Brick points toward Tangledrift, an area in Tiny Tina's Wonderlands.

Screenshot: Gearbox

Longtime Borderlands players will notice something…different about Tiny Tina’s Wonderlands: It’s comparatively tamer than its predecessors. That’s by intent, as it’s the first game in the series to feature a “T” rating, something its creative director called a “pillar” of its design in a recent interview, meant to bring the franchise to, in their words, “a wider audience.”

Released last month for consoles and PC, Tiny Tina’s Wonderlands is a spin-off of Gearbox’s Borderlands series of loot-shooters. Set between the events of the second and third games, it largely takes place inside an in-game tabletop RPG called Bunkers & Badasses hosted by the divisive character Tiny Tina. (In fact, the only indication Wonderlands exists in the “real” Borderlands world is the occasional brief glimpse of Tina’s cave between key story beats.)

Borderlands games may be known for featuring billions of procedurally generated guns, but they’ve also picked up a (fair, totally earned) reputation for unrelenting raunchiness.

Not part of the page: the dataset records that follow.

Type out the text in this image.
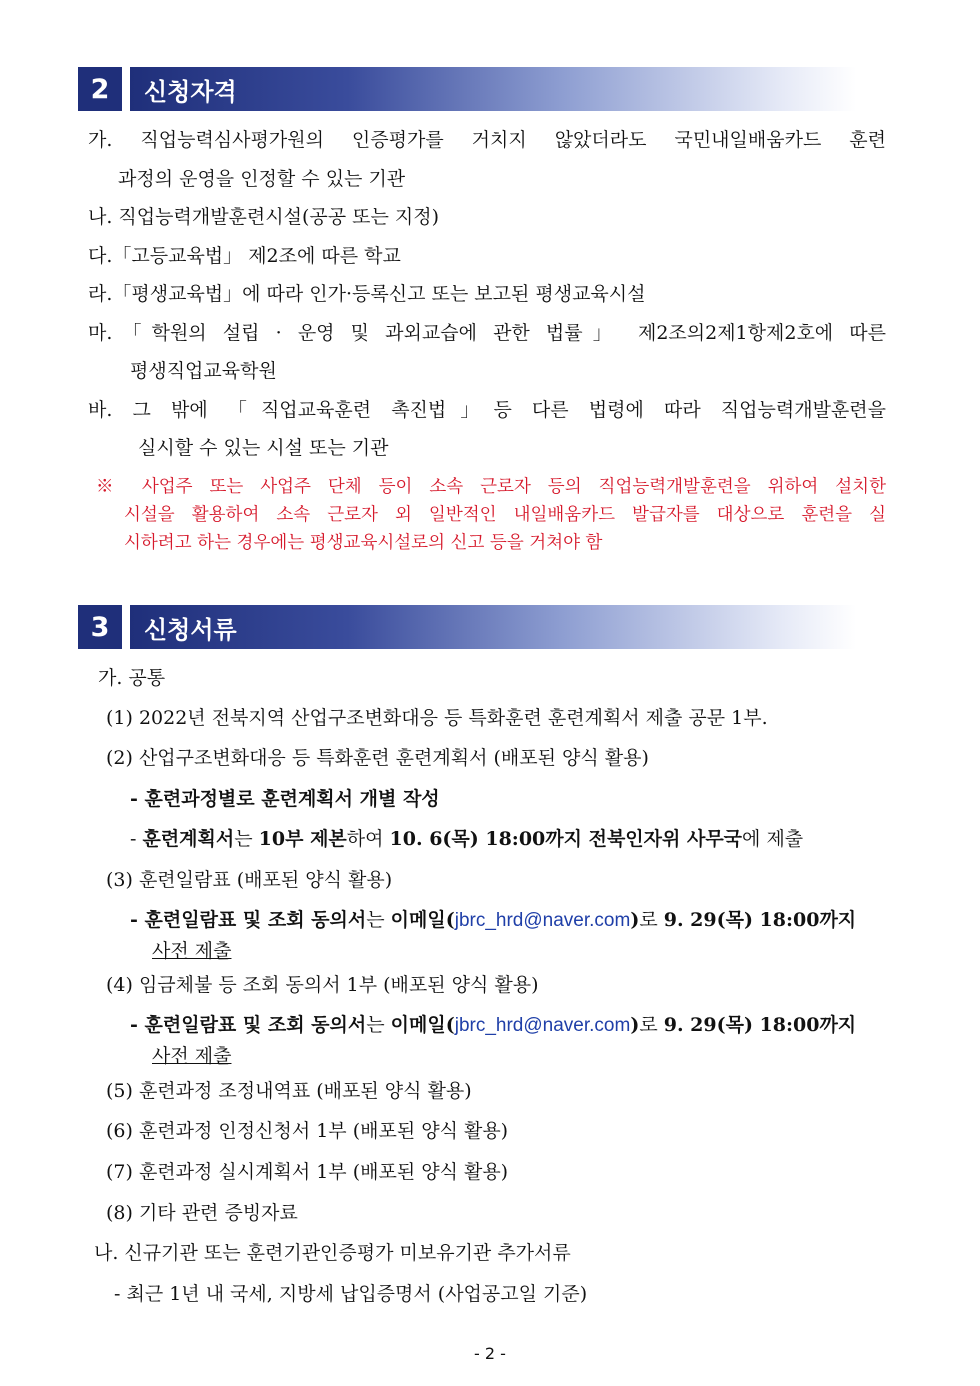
2	신청자격
가. 직업능력심사평가원의 인증평가를 거치지 않았더라도 국민내일배움카드 훈련
과정의 운영을 인정할 수 있는 기관
나. 직업능력개발훈련시설(공공 또는 지정)
다.「고등교육법」 제2조에 따른 학교
라.「평생교육법」에 따라 인가·등록신고 또는 보고된 평생교육시설
마.「학원의 설립 · 운영 및 과외교습에 관한 법률」 제2조의2제1항제2호에 따른
평생직업교육학원
바. 그 밖에 「직업교육훈련 촉진법」등 다른 법령에 따라 직업능력개발훈련을
실시할 수 있는 시설 또는 기관
※ 사업주 또는 사업주 단체 등이 소속 근로자 등의 직업능력개발훈련을 위하여 설치한
시설을 활용하여 소속 근로자 외 일반적인 내일배움카드 발급자를 대상으로 훈련을 실
시하려고 하는 경우에는 평생교육시설로의 신고 등을 거쳐야 함
3	신청서류
가. 공통
(1) 2022년 전북지역 산업구조변화대응 등 특화훈련 훈련계획서 제출 공문 1부.
(2) 산업구조변화대응 등 특화훈련 훈련계획서 (배포된 양식 활용)
- 훈련과정별로 훈련계획서 개별 작성
- 훈련계획서는 10부 제본하여 10. 6(목) 18:00까지 전북인자위 사무국에 제출
(3) 훈련일람표 (배포된 양식 활용)
- 훈련일람표 및 조회 동의서는 이메일(jbrc_hrd@naver.com)로 9. 29(목) 18:00까지
사전 제출
(4) 임금체불 등 조회 동의서 1부 (배포된 양식 활용)
- 훈련일람표 및 조회 동의서는 이메일(jbrc_hrd@naver.com)로 9. 29(목) 18:00까지
사전 제출
(5) 훈련과정 조정내역표 (배포된 양식 활용)
(6) 훈련과정 인정신청서 1부 (배포된 양식 활용)
(7) 훈련과정 실시계획서 1부 (배포된 양식 활용)
(8) 기타 관련 증빙자료
나. 신규기관 또는 훈련기관인증평가 미보유기관 추가서류
- 최근 1년 내 국세, 지방세 납입증명서 (사업공고일 기준)
- 2 -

Limbs get shot off, spraying fountains of blood. Characters swear with enough frequency to make an entire fleet of sailors blush. There’s enough suggestive material to make those sailors blush even redder. These games are rated “M” / Mature by the Entertainment Software Rating Board (ESRB)—basically comparable to an “R” rating in the film industry—for a reason. Moving to a “T” / Teen rating is a notable development shift.

“At first, there might have been a little apprehension,” Matt Cox, creative director for Tiny Tina’s Wonderlands (who previously directed the terrific Bounty of Blood expansion for Borderlands 3) told Kotaku in a recent video chat. “But really, outside of a few words, and then gore pieces from, like, humanoids, we didn’t find it honestly that limiting.”

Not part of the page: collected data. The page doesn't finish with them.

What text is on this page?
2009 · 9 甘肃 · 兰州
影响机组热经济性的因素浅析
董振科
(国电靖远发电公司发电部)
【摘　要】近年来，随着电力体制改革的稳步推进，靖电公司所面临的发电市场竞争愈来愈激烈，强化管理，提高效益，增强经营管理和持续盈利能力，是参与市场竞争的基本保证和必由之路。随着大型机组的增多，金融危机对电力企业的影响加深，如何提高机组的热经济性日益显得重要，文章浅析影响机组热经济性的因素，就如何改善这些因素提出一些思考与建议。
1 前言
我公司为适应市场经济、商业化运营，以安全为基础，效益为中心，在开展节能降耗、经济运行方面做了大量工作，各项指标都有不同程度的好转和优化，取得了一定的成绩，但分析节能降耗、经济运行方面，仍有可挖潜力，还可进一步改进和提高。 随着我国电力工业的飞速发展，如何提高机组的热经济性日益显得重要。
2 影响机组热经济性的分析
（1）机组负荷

I’ve played a whole lot of Tiny Tina’s Wonderlands over the past month, and didn’t realize it was rated T until about halfway through the campaign. Part of this is due, simply, to the fact that I didn’t even think to check its rating (see: the entire past Borderlands canon). Part of this is due to what the game gets away with. At the end of an early mission, the villain decapitates a main character out of nowhere. Though it’s an obviously brutal, shocking act, in hindsight, there’s not a drop of blood in sight.

“We pressed the boundaries of that teen rating to quite a degree,” Cox said.

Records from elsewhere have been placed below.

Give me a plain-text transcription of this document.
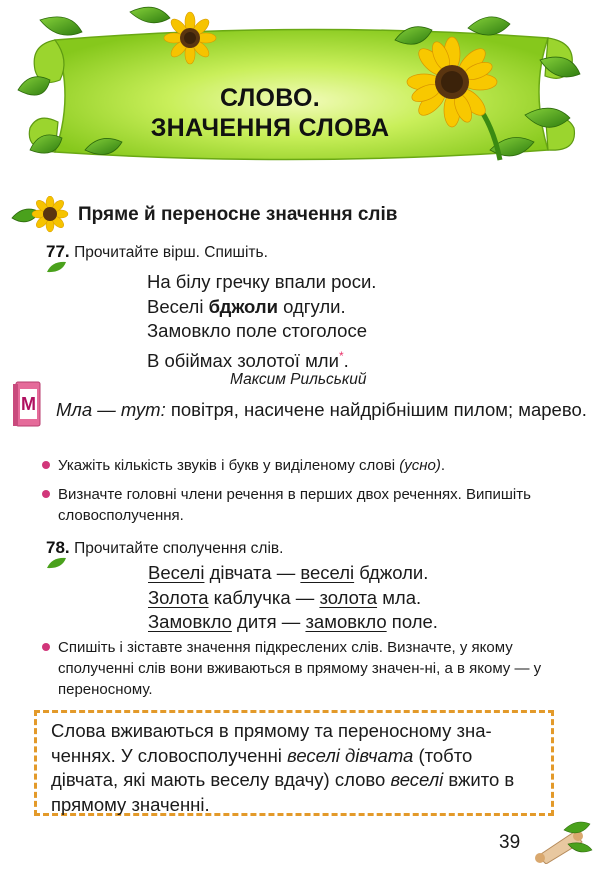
СЛОВО.
ЗНАЧЕННЯ СЛОВА
Пряме й переносне значення слів
77. Прочитайте вірш. Спишіть.
На білу гречку впали роси.
Веселі бджоли одгули.
Замовкло поле стоголосе
В обіймах золотої мли*.
Максим Рильський
М Мла — тут: повітря, насичене найдрібнішим пилом; марево.
Укажіть кількість звуків і букв у виділеному слові (усно).
Визначте головні члени речення в перших двох реченнях. Випишіть словосполучення.
78. Прочитайте сполучення слів.
Веселі дівчата — веселі бджоли.
Золота каблучка — золота мла.
Замовкло дитя — замовкло поле.
Спишіть і зіставте значення підкреслених слів. Визначте, у якому сполученні слів вони вживаються в прямому значен-ні, а в якому — у переносному.
Слова вживаються в прямому та переносному зна-ченнях. У словосполученні веселі дівчата (тобто дівчата, які мають веселу вдачу) слово веселі вжито в прямому значенні.
39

Torgue looks at an ocean he just dropped a bunch of bombs into in Tiny Tina's Wonderlands.

Torgue, blowing up the f****** ocean.
Screenshot: Gearbox / Kotaku

It shows. One side-quest involves you helping a sentient bean find a new place to “germinate,” a line said bean delivers with undertones of vulgarity. The final objective of the quest is, quite literally, to “flick the bean.” The lewd undertones are hard to miss. But it’s all (technically) aboveboard! Or take the famously profane Borderlands character Torgue. In Wonderlands, his curse words are bleeped out with the staccato crunch of a distorted guitar. Typically, bleeping out swear words can be obtrusive or take you out of a moment, but in this case, it actually ends up granting some extra comedic heft to patently ridiculous lines like “Let’s blow up the f****** ocean!!!”

In some moments, though, Gearbox’s intent to avoid an M rating is anything but natural, and even rubs the wrong way. During an early mission, Frette (a robot companion played by Wanda Sykes) refers to a bullshit plot moment as “dragon dookie.” Sykes, arguably one of the funniest stand-up comics of the modern era, is not exactly known for avoiding profanity, so for anyone who’s familiar with her work, the line-read could come off as forced. But ESRB rules are pretty clear to only allow for “mild to moderate use of profanity” in T-rated games.

“We had a pretty good understanding [of] what we could and could not do,” Cox said, though noted there were some surprises. For instance: “We didn’t know that we were going to get a ‘partial nudity’ for mushroom butts.”